How effective is it?
Evidence suggests that TAs can have a positive impact on academic achievement. However, effects tend to vary widely between those studies where TAs provide general administrative or classroom support, which on average do not show a positive benefit, and those where TAs support individual students or small groups, which on average show moderate positive benefits. The headline figure of one additional month’s progress lies between these figures.
Research that examines the impact of TAs providing general classroom support suggests that students in a class with a teaching assistant present do not, on average, outperform those in one where only a teacher is present. This average finding covers a range of impacts. In some cases teachers and TAs work together effectively, leading to increases in achievement. In other cases students, particularly those who are low attaining or identified as having special educational needs, can perform worse in classes with teaching assistants.

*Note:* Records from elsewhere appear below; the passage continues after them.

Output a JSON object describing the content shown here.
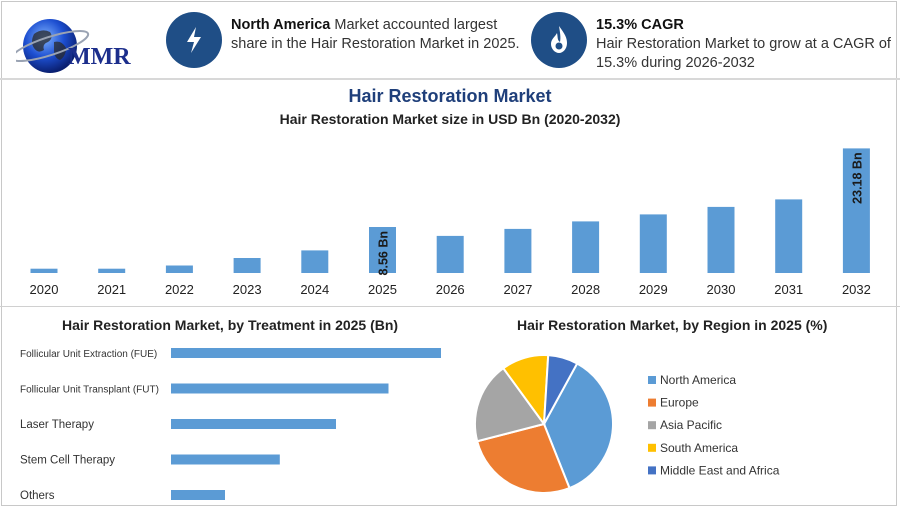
{
  "header": {
    "logo_text": "MMR",
    "info1": {
      "icon": "lightning-icon",
      "bold": "North America",
      "line1": " Market accounted largest",
      "line2": "share in the Hair Restoration Market in 2025."
    },
    "info2": {
      "icon": "flame-icon",
      "bold": "15.3% CAGR",
      "line1": "Hair Restoration Market to grow at a CAGR of",
      "line2": "15.3% during 2026-2032"
    }
  },
  "colors": {
    "accent": "#1f4e86",
    "bar": "#5b9bd5",
    "title": "#1f3f7a"
  },
  "chart_data": [
    {
      "type": "bar",
      "title": "Hair Restoration Market",
      "subtitle": "Hair Restoration Market size in USD Bn (2020-2032)",
      "categories": [
        "2020",
        "2021",
        "2022",
        "2023",
        "2024",
        "2025",
        "2026",
        "2027",
        "2028",
        "2029",
        "2030",
        "2031",
        "2032"
      ],
      "values": [
        0.8,
        0.8,
        1.4,
        2.8,
        4.2,
        8.56,
        6.9,
        8.2,
        9.6,
        10.9,
        12.3,
        13.7,
        23.18
      ],
      "data_labels": [
        {
          "category": "2025",
          "text": "8.56 Bn"
        },
        {
          "category": "2032",
          "text": "23.18 Bn"
        }
      ],
      "ylim": [
        0,
        24
      ]
    },
    {
      "type": "bar",
      "orientation": "horizontal",
      "title": "Hair Restoration Market, by Treatment in 2025 (Bn)",
      "categories": [
        "Follicular Unit Extraction (FUE)",
        "Follicular Unit Transplant (FUT)",
        "Laser Therapy",
        "Stem Cell Therapy",
        "Others"
      ],
      "values": [
        3.6,
        2.9,
        2.2,
        1.45,
        0.72
      ],
      "xlim": [
        0,
        4
      ]
    },
    {
      "type": "pie",
      "title": "Hair Restoration Market, by Region in 2025 (%)",
      "labels": [
        "North America",
        "Europe",
        "Asia Pacific",
        "South America",
        "Middle East and Africa"
      ],
      "values": [
        36,
        27,
        19,
        11,
        7
      ],
      "colors": [
        "#5b9bd5",
        "#ed7d31",
        "#a5a5a5",
        "#ffc000",
        "#4472c4"
      ],
      "legend": "right"
    }
  ]
}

Where overall negative impacts have been recorded, it is likely that support from TAs has substituted rather than supplemented teaching from teachers. In the most positive examples, it is likely that support and training will have been provided for both teachers and TAs so that they understand how to work together effectively, e.g. by making time for discussion before and after lessons.

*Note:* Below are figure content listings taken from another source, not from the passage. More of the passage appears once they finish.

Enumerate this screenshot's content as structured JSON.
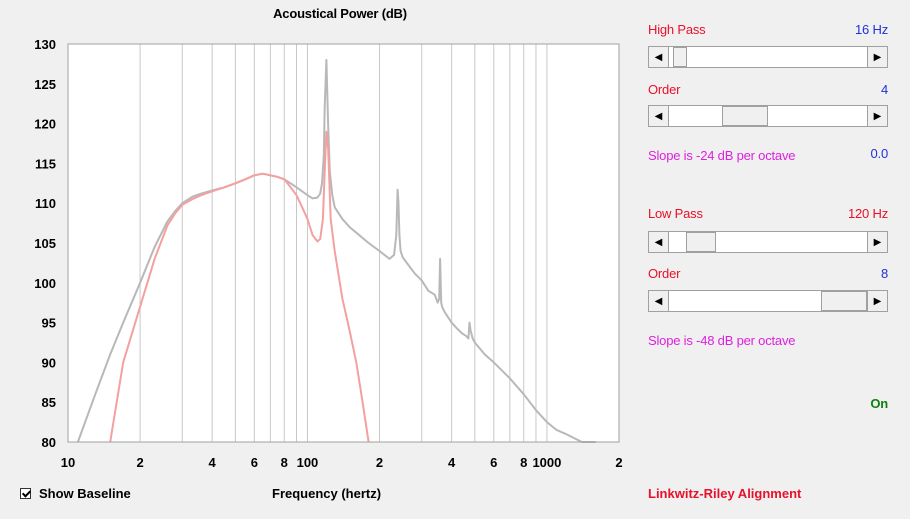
{
  "chart": {
    "title": "Acoustical Power (dB)",
    "x_axis_title": "Frequency (hertz)"
  },
  "show_baseline": {
    "label": "Show Baseline",
    "checked": true
  },
  "alignment_label": "Linkwitz-Riley Alignment",
  "status": "On",
  "high_pass": {
    "label": "High Pass",
    "value": "16 Hz",
    "order_label": "Order",
    "order_value": "4",
    "slope_text": "Slope is -24 dB per octave",
    "slope_value": "0.0",
    "slider_fraction": 0.02,
    "order_fraction": 0.35
  },
  "low_pass": {
    "label": "Low Pass",
    "value": "120 Hz",
    "order_label": "Order",
    "order_value": "8",
    "slope_text": "Slope is -48 dB per octave",
    "slider_fraction": 0.1,
    "order_fraction": 1.0
  },
  "colors": {
    "baseline_curve": "#b8b8b8",
    "filtered_curve": "#f4a0a0",
    "grid": "#c8c8c8",
    "plot_bg": "#ffffff"
  },
  "chart_data": {
    "type": "line",
    "x_scale": "log",
    "xlim": [
      10,
      2000
    ],
    "ylim": [
      80,
      130
    ],
    "y_ticks": [
      "130",
      "125",
      "120",
      "115",
      "110",
      "105",
      "100",
      "95",
      "90",
      "85",
      "80"
    ],
    "x_ticks": [
      {
        "v": 10,
        "label": "10"
      },
      {
        "v": 20,
        "label": "2"
      },
      {
        "v": 40,
        "label": "4"
      },
      {
        "v": 60,
        "label": "6"
      },
      {
        "v": 80,
        "label": "8"
      },
      {
        "v": 100,
        "label": "100"
      },
      {
        "v": 200,
        "label": "2"
      },
      {
        "v": 400,
        "label": "4"
      },
      {
        "v": 600,
        "label": "6"
      },
      {
        "v": 800,
        "label": "8"
      },
      {
        "v": 1000,
        "label": "1000"
      },
      {
        "v": 2000,
        "label": "2"
      }
    ],
    "series": [
      {
        "role": "baseline",
        "x": [
          11,
          13,
          15,
          17,
          20,
          23,
          26,
          28,
          30,
          33,
          36,
          40,
          45,
          50,
          55,
          60,
          65,
          70,
          75,
          80,
          85,
          90,
          95,
          100,
          105,
          110,
          113,
          115,
          117,
          118,
          120,
          122,
          124,
          127,
          130,
          140,
          150,
          160,
          180,
          200,
          220,
          230,
          235,
          238,
          240,
          242,
          245,
          250,
          260,
          280,
          300,
          320,
          340,
          350,
          355,
          358,
          360,
          362,
          365,
          370,
          380,
          400,
          420,
          440,
          460,
          470,
          475,
          480,
          490,
          500,
          550,
          600,
          700,
          800,
          900,
          1000,
          1100,
          1200,
          1400,
          1600
        ],
        "y": [
          80,
          86,
          91,
          95,
          100,
          104.5,
          107.7,
          109,
          110,
          110.8,
          111.2,
          111.6,
          112,
          112.5,
          113,
          113.5,
          113.7,
          113.5,
          113.3,
          113,
          112.5,
          112,
          111.5,
          111,
          110.6,
          110.7,
          111.2,
          112.5,
          116,
          122,
          128,
          120,
          114,
          111,
          109.5,
          108,
          107,
          106.3,
          105,
          104,
          103,
          103.5,
          106,
          111.7,
          110,
          106,
          104,
          103.2,
          102.5,
          101.2,
          100.3,
          99,
          98.5,
          97.5,
          98,
          103,
          100,
          97.5,
          97,
          96.6,
          96,
          95,
          94.3,
          93.7,
          93.3,
          93,
          95,
          94,
          93,
          92.5,
          91,
          90,
          88,
          86,
          84,
          82.5,
          81.5,
          81,
          80,
          80
        ]
      },
      {
        "role": "filtered",
        "x": [
          15,
          17,
          20,
          23,
          26,
          28,
          30,
          33,
          36,
          40,
          45,
          50,
          55,
          60,
          65,
          70,
          75,
          80,
          85,
          90,
          95,
          100,
          105,
          110,
          113,
          116,
          118,
          120,
          122,
          125,
          130,
          140,
          150,
          160,
          170,
          180
        ],
        "y": [
          80,
          90,
          97,
          103,
          107.2,
          108.7,
          109.8,
          110.5,
          111,
          111.5,
          112,
          112.5,
          113,
          113.5,
          113.7,
          113.5,
          113.3,
          113,
          112,
          111,
          109.5,
          108,
          106,
          105.2,
          105.5,
          108,
          114,
          119,
          117,
          108,
          104,
          98,
          94,
          90,
          85,
          80
        ]
      }
    ]
  }
}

There is also evidence that working with TAs can lead to improvements in students’ attitudes, and also to positive effects in terms of teacher morale and reduced stress.
Research which focuses on teaching assistants who provide one to one or small group support shows a stronger positive benefit of between three and five additional months on average. Often support is based on a clearly specified approach which teaching assistants have been trained to deliver. Though comparisons with qualified teachers suggest that teaching assistants tend not to be as effective in terms of raising achievement (achieving, on average about half the gains), studies suggest that benefits are possible across subjects and at both primary and secondary level.

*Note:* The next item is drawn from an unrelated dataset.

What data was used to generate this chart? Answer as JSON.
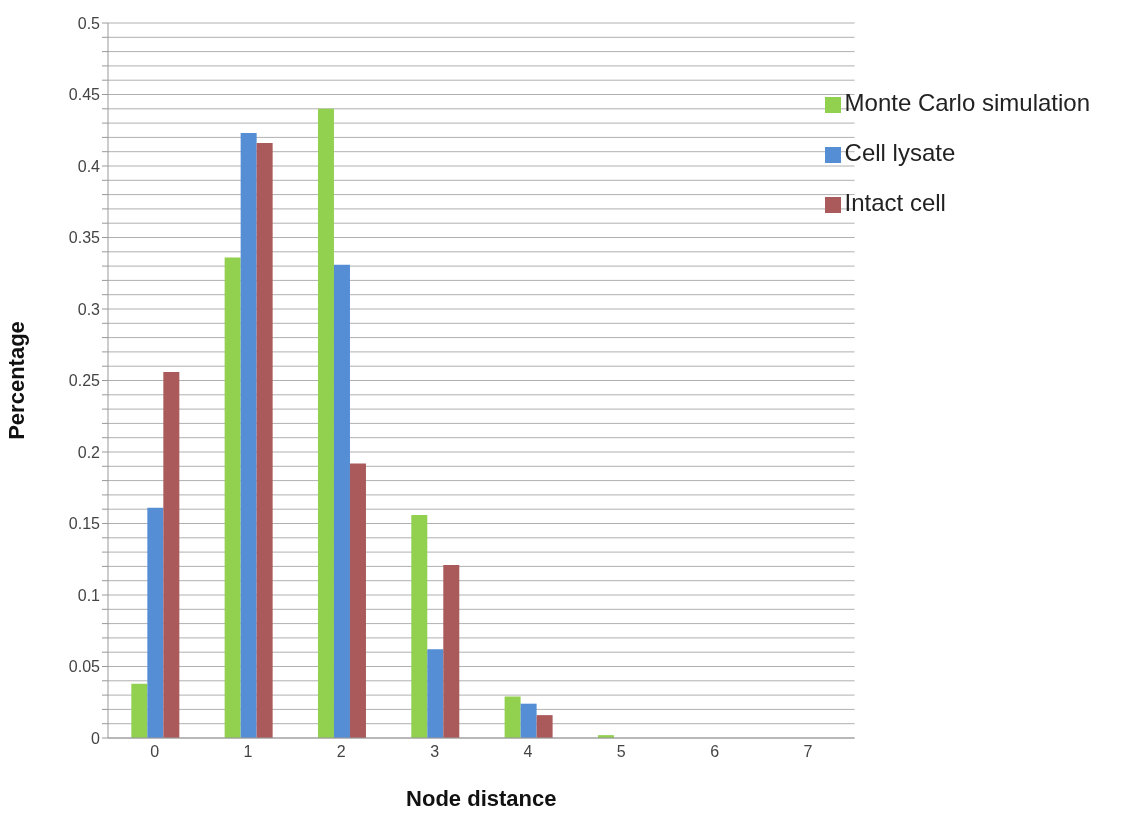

No published Australasian research has examined the impact of TAs on academic outcomes. The available research explores their roles, how they are supported, and how their roles are perceived in mainstream and Indigenous settings. The research also suggests that TAs need support and training to increase their skills to work with students and teachers. A common issue associated with TAs is that they work in mainstream classrooms with special needs students, requiring the execution of complex tasks (e.g., curriculum modification and differentiation), but they are not required to have any formal qualifications or training in these tasks.
How secure is the evidence?
Overall, the level of evidence related to teaching assistants is limited. A number of systematic reviews of the impact of support staff in schools have been conducted in the UK and internationally. However, there are no meta-analyses specifically looking at the impact of teaching assistants on learning.
Correlational studies looking at the impact of TAs providing general classroom support have shown broadly similar effects. One of the most recent studies, conducted in England, suggests that on average low attaining students do less well in a class with a TA present, compared to a class where only a teacher is present. More recent intervention studies, including two randomised controlled trials conducted in England in 2013, provide a strong indication that TAs can improve learning if they are trained and deployed carefully. Given the limited amount of existing evidence, these studies made a substantial contribution to the overall evidence base, changing the overall average impact from zero to one additional months' progress.
The research literature does not distinguish between different levels or grades of teaching assistants.
What are the costs?
The average cost of employing a teaching aide, including salary and on-costs, is estimated at about $61,000. Overall, costs are estimated as very high.
What should I consider?
Have you identified the activities where TAs can support learning, rather than simply managing tasks?
Have you provided support and training for teachers and TAs so that they understand how to work together effectively?
How will you ensure that teachers do not reduce their support or input to the students supported by TAs?
Have you considered how you will evaluate the impact of how you deploy your TAs?